Key protein providing defense against 'jumping genes' identified

In animal germline cells, a specialized small RNA-based defense system, termed the Piwi-interacting RNA (piRNA) pathway, is primarily responsible for the suppression of transposon, a process known as "silencing." In the field of genetics, Drosophila (fruit fly) has been a very useful model system for studying the mechanistic details of the piRNA pathway. Elucidation of such details will be valuable in understanding disease development and progression. One important discovery is that piRNAs are loaded onto the protein Piwi, the founding member of the piRNA pathway, and translocate into the nucleus. The Piwi-piRNA complex serves the purpose of silencing transposons.

Piwi has been proposed to function with downstream partners, and one of them is the heterochromatin Protein 1a (HP1a), which reportedly enforces transposon silencing in the Drosophila germline and ovarian somatic cells. However, the effects of HP1a depletion from the germline on the piRNAs and piRNA pathway proteins have not previously been studied, causing a gap in the understanding of the HP1a functions associated with the piRNA pathway.

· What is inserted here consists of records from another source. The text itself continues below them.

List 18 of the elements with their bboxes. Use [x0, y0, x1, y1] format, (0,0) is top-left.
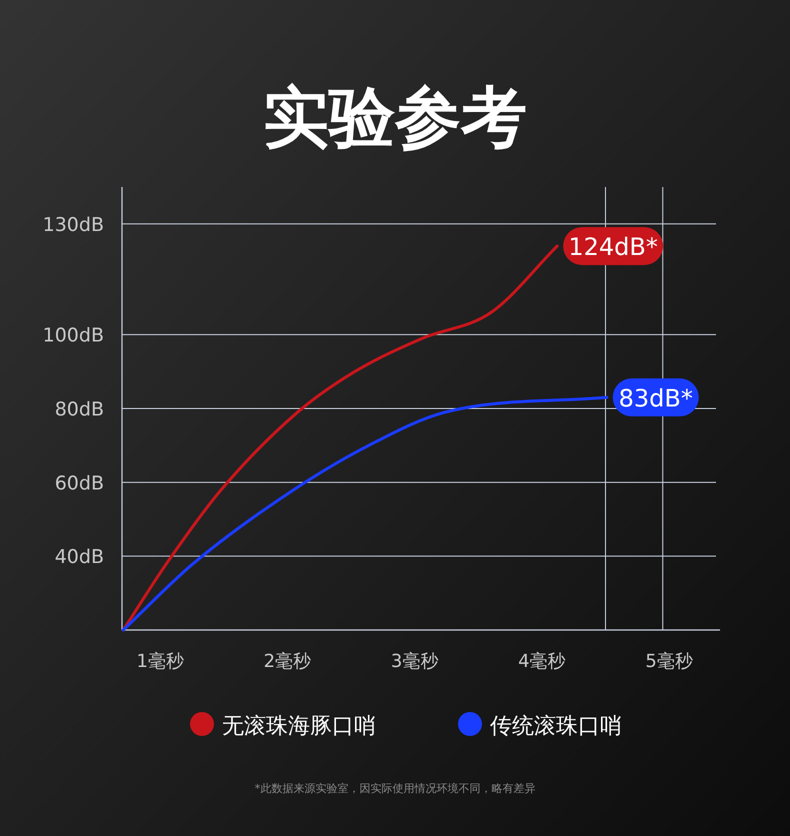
- x-tick-label: 3毫秒: [390, 651, 438, 672]
- y-tick-label: 80dB: [54, 398, 104, 420]
- line-series: [122, 396, 608, 632]
- text: *此数据来源实验室，因实际使用情况环境不同，略有差异: [254, 782, 536, 795]
- y-tick-label: 100dB: [42, 324, 104, 347]
- y-tick-label: 40dB: [54, 546, 104, 568]
- y-tick-label: 60dB: [54, 472, 104, 494]
- x-tick-label: 5毫秒: [645, 651, 693, 672]
- legend-label: 无滚珠海豚口哨: [222, 714, 376, 739]
- data-label: 83dB*: [618, 384, 693, 412]
- x-tick-label: 2毫秒: [264, 651, 312, 672]
- x-tick-label: 1毫秒: [136, 651, 184, 672]
- line-series: [122, 244, 559, 632]
- x-tick-label: 4毫秒: [518, 651, 566, 672]
- chart-title: 实验参考: [263, 79, 527, 156]
- legend-label: 传统滚珠口哨: [490, 714, 622, 739]
- data-label: 124dB*: [568, 233, 658, 262]
- y-tick-label: 130dB: [42, 214, 104, 236]
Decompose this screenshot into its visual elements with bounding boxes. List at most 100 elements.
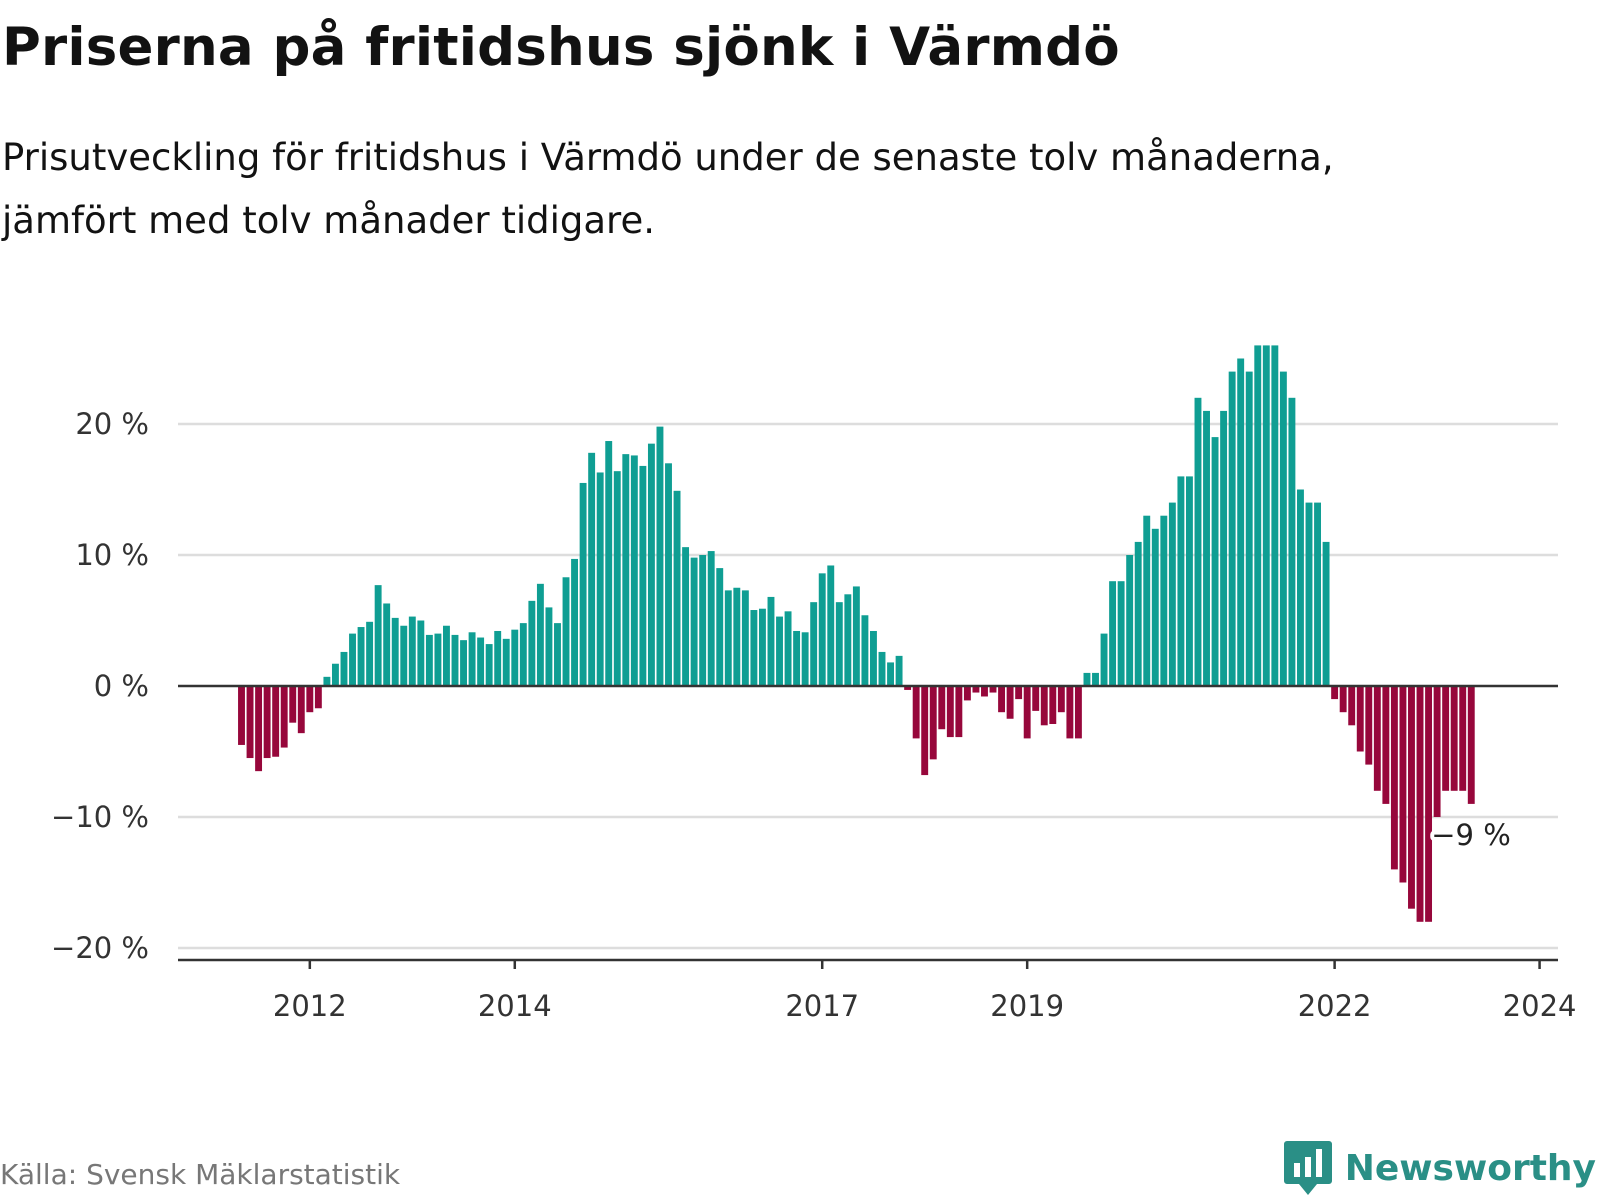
bar (963, 686, 971, 701)
bar (1177, 476, 1185, 686)
bar (272, 686, 280, 757)
bar (887, 662, 894, 686)
bar (511, 629, 519, 686)
bar (374, 585, 382, 686)
bar (1245, 371, 1253, 686)
bar (477, 637, 485, 686)
bar (408, 616, 416, 686)
bar (1442, 686, 1450, 791)
gridlines (178, 422, 1558, 950)
bar (263, 686, 271, 759)
bar (750, 610, 758, 686)
bar (1408, 686, 1415, 909)
bar (280, 686, 288, 748)
bar (1322, 541, 1330, 686)
bar (519, 623, 527, 686)
bar (998, 686, 1006, 713)
bar (1092, 672, 1099, 686)
bar (1416, 686, 1424, 922)
bar (682, 547, 690, 686)
bar (699, 555, 707, 686)
newsworthy-logo: Newsworthy (1283, 1140, 1596, 1196)
bar (639, 465, 647, 686)
bar (357, 627, 365, 686)
chart-subtitle: Prisutveckling för fritidshus i Värmdö u… (2, 126, 1562, 252)
bar (1373, 686, 1381, 791)
last-value-annotation: −9 % (1427, 814, 1515, 856)
bar (1365, 686, 1373, 765)
bar (596, 472, 604, 686)
bar (690, 557, 698, 686)
bar (306, 686, 314, 713)
bar (417, 620, 425, 686)
bar (579, 482, 587, 686)
bar (1143, 515, 1151, 686)
x-axis-ticks: 2012 2014 2017 2019 2022 2024 (273, 960, 1577, 1023)
bar (955, 686, 963, 738)
bar (622, 454, 630, 686)
bar (562, 577, 570, 686)
bar (741, 590, 749, 686)
bar (613, 471, 621, 686)
bar (1390, 686, 1398, 870)
bar (921, 686, 929, 776)
x-tick-label: 2014 (478, 989, 552, 1023)
bar (1459, 686, 1467, 791)
bar (929, 686, 937, 760)
bar (323, 676, 331, 686)
bar (1126, 555, 1134, 686)
bar (801, 632, 809, 686)
bar (656, 426, 664, 686)
bar (981, 686, 988, 697)
bar (673, 490, 681, 686)
bar (297, 686, 305, 734)
bar (1066, 686, 1074, 739)
bar (571, 558, 579, 686)
bar (1023, 686, 1031, 739)
bar (289, 686, 297, 723)
bar (1160, 515, 1168, 686)
bar (716, 568, 724, 686)
bar (733, 587, 741, 686)
bar (1074, 686, 1082, 739)
bar (400, 625, 408, 686)
bar (502, 638, 510, 686)
bar (1040, 686, 1048, 726)
bar (1297, 489, 1304, 686)
bar (468, 632, 476, 686)
bar (1228, 371, 1236, 686)
bar (861, 615, 869, 686)
bar (434, 633, 442, 686)
bar (1425, 686, 1433, 922)
bar (784, 611, 792, 686)
chart-title: Priserna på fritidshus sjönk i Värmdö (2, 17, 1120, 78)
bar (383, 603, 391, 686)
bar (1057, 686, 1065, 713)
bar (1399, 686, 1407, 883)
bar (972, 686, 980, 693)
bar (835, 602, 843, 686)
bar (818, 573, 826, 686)
y-tick-label: −20 % (51, 931, 149, 965)
bar (1331, 686, 1339, 700)
bar (588, 452, 596, 686)
bar (460, 640, 467, 686)
bar (1109, 581, 1117, 686)
x-tick-label: 2024 (1503, 989, 1577, 1023)
bar (1194, 397, 1202, 686)
bar (528, 600, 536, 686)
bar (1203, 410, 1210, 686)
bar (1032, 686, 1040, 711)
bar (391, 617, 399, 686)
bar (1279, 371, 1287, 686)
bar (545, 607, 553, 686)
bar (1450, 686, 1458, 791)
bar (776, 616, 783, 686)
bar (904, 686, 912, 690)
bar (255, 686, 263, 772)
bar (314, 686, 322, 709)
bar (1220, 410, 1228, 686)
bar (1134, 541, 1142, 686)
bar (536, 583, 544, 686)
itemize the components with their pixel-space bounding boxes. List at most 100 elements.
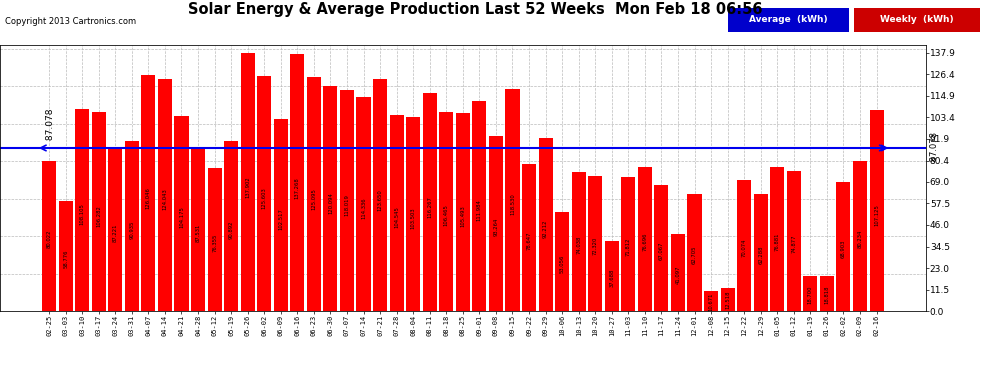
Text: 80.022: 80.022: [47, 230, 51, 249]
Text: 126.046: 126.046: [146, 187, 150, 209]
Text: 62.288: 62.288: [758, 246, 763, 264]
Text: 70.074: 70.074: [742, 239, 746, 257]
Text: 74.038: 74.038: [576, 236, 581, 254]
Bar: [406, 117, 420, 311]
Bar: [324, 86, 338, 311]
Bar: [191, 147, 205, 311]
Bar: [721, 288, 735, 311]
Text: 104.175: 104.175: [179, 207, 184, 228]
Text: 10.671: 10.671: [709, 292, 714, 311]
Bar: [340, 90, 354, 311]
Text: Weekly  (kWh): Weekly (kWh): [880, 15, 953, 24]
Text: 58.776: 58.776: [63, 249, 68, 268]
Bar: [58, 201, 72, 311]
Bar: [472, 101, 486, 311]
Text: 93.264: 93.264: [493, 218, 498, 237]
Text: 18.700: 18.700: [808, 285, 813, 304]
Text: 114.336: 114.336: [361, 198, 366, 219]
Bar: [43, 161, 56, 311]
Text: 76.696: 76.696: [643, 233, 647, 252]
Text: 87.221: 87.221: [113, 224, 118, 242]
Text: 120.094: 120.094: [328, 192, 333, 214]
Text: 18.818: 18.818: [825, 285, 830, 304]
Bar: [853, 8, 980, 32]
Text: 106.465: 106.465: [444, 204, 448, 226]
Bar: [208, 168, 222, 311]
Text: 102.517: 102.517: [278, 208, 283, 230]
Bar: [687, 194, 702, 311]
Bar: [489, 136, 503, 311]
Text: 123.650: 123.650: [377, 189, 382, 211]
Bar: [241, 53, 254, 311]
Text: 108.105: 108.105: [80, 203, 85, 225]
Bar: [638, 168, 651, 311]
Text: 103.503: 103.503: [411, 207, 416, 229]
Bar: [588, 176, 602, 311]
Bar: [738, 180, 751, 311]
Text: 87.078: 87.078: [46, 109, 54, 143]
Text: 125.603: 125.603: [261, 188, 266, 209]
Text: 80.234: 80.234: [857, 230, 862, 248]
Bar: [820, 276, 834, 311]
Text: 137.902: 137.902: [246, 176, 250, 198]
Bar: [390, 115, 404, 311]
Text: 87.531: 87.531: [196, 223, 201, 242]
Text: 68.903: 68.903: [841, 240, 845, 258]
Text: 118.530: 118.530: [510, 194, 515, 216]
Bar: [274, 119, 288, 311]
Bar: [704, 291, 718, 311]
Bar: [290, 54, 304, 311]
Text: 37.688: 37.688: [609, 268, 614, 286]
Text: 71.812: 71.812: [626, 237, 631, 256]
Bar: [539, 138, 552, 311]
Text: 116.267: 116.267: [428, 196, 433, 217]
Text: 106.282: 106.282: [96, 205, 101, 226]
Bar: [555, 212, 569, 311]
Bar: [622, 177, 636, 311]
Text: Average  (kWh): Average (kWh): [748, 15, 828, 24]
Bar: [75, 108, 89, 311]
Bar: [455, 114, 470, 311]
Text: 41.097: 41.097: [675, 265, 680, 284]
Bar: [373, 80, 387, 311]
Text: 137.268: 137.268: [295, 177, 300, 199]
Text: 125.095: 125.095: [312, 188, 317, 210]
Text: 92.212: 92.212: [544, 219, 548, 237]
Bar: [671, 234, 685, 311]
Bar: [158, 79, 172, 311]
Text: Copyright 2013 Cartronics.com: Copyright 2013 Cartronics.com: [5, 17, 136, 26]
Bar: [142, 75, 155, 311]
Bar: [108, 148, 123, 311]
Bar: [506, 89, 520, 311]
Text: 53.056: 53.056: [559, 254, 564, 273]
Bar: [654, 186, 668, 311]
Bar: [770, 167, 784, 311]
Text: 76.355: 76.355: [212, 233, 217, 252]
Text: 74.877: 74.877: [791, 235, 796, 253]
Bar: [440, 112, 453, 311]
Bar: [257, 76, 271, 311]
Text: 90.892: 90.892: [229, 220, 234, 239]
Text: 76.881: 76.881: [775, 233, 780, 251]
Bar: [571, 172, 586, 311]
Text: 105.493: 105.493: [460, 206, 465, 227]
Bar: [522, 164, 536, 311]
Bar: [753, 195, 767, 311]
Bar: [787, 171, 801, 311]
Text: 62.705: 62.705: [692, 246, 697, 264]
Bar: [174, 116, 188, 311]
Text: 87.078: 87.078: [931, 132, 940, 164]
Text: 78.647: 78.647: [527, 231, 532, 250]
Bar: [423, 93, 437, 311]
Text: 12.518: 12.518: [725, 291, 730, 309]
Bar: [605, 241, 619, 311]
Bar: [728, 8, 848, 32]
Bar: [837, 182, 850, 311]
Bar: [125, 141, 139, 311]
Text: 67.067: 67.067: [659, 242, 664, 260]
Text: 104.545: 104.545: [394, 206, 399, 228]
Text: Solar Energy & Average Production Last 52 Weeks  Mon Feb 18 06:56: Solar Energy & Average Production Last 5…: [188, 2, 762, 17]
Text: 72.320: 72.320: [593, 237, 598, 255]
Text: 111.984: 111.984: [477, 200, 482, 221]
Bar: [869, 110, 884, 311]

In their latest study, reported in Nature Communications, an international team of researchers from Temasek Life Sciences Laboratory, National University of Singapore, Nanyang Technological University, and Osaka University shed light on the function of HP1a in the piRNA pathway and transposon repression.

Using a combination of genetic, biochemical, and next generation sequencing experiments, the team led by Toshie Kai discovered HP1a function in the germline cells. The study reveals that HP1a is specifically required for repression of transposons residing in the regions close to telomeres and centromeres. HP1a helps in production of piRNAs from regions close to telomeres and centromeres by protecting the longer precursor RNAs, which are diced into small piRNAs to silence the transposons. Importantly, HP1a functions for repression of transposons at specific regions in genomes where evolutionarily-old transposons are populated.

The findings suggest that small RNA pathways have evolved in modular ways to keep transposon activities in check, not to accumulate in the genome during evolution, hence paving the way for studies to address the dynamics of small RNA-based immune systems in genome defense during evolution. Understanding this highly adaptive genome defense mechanism is also important after an increasing number of studies have highlighted their roles in disease.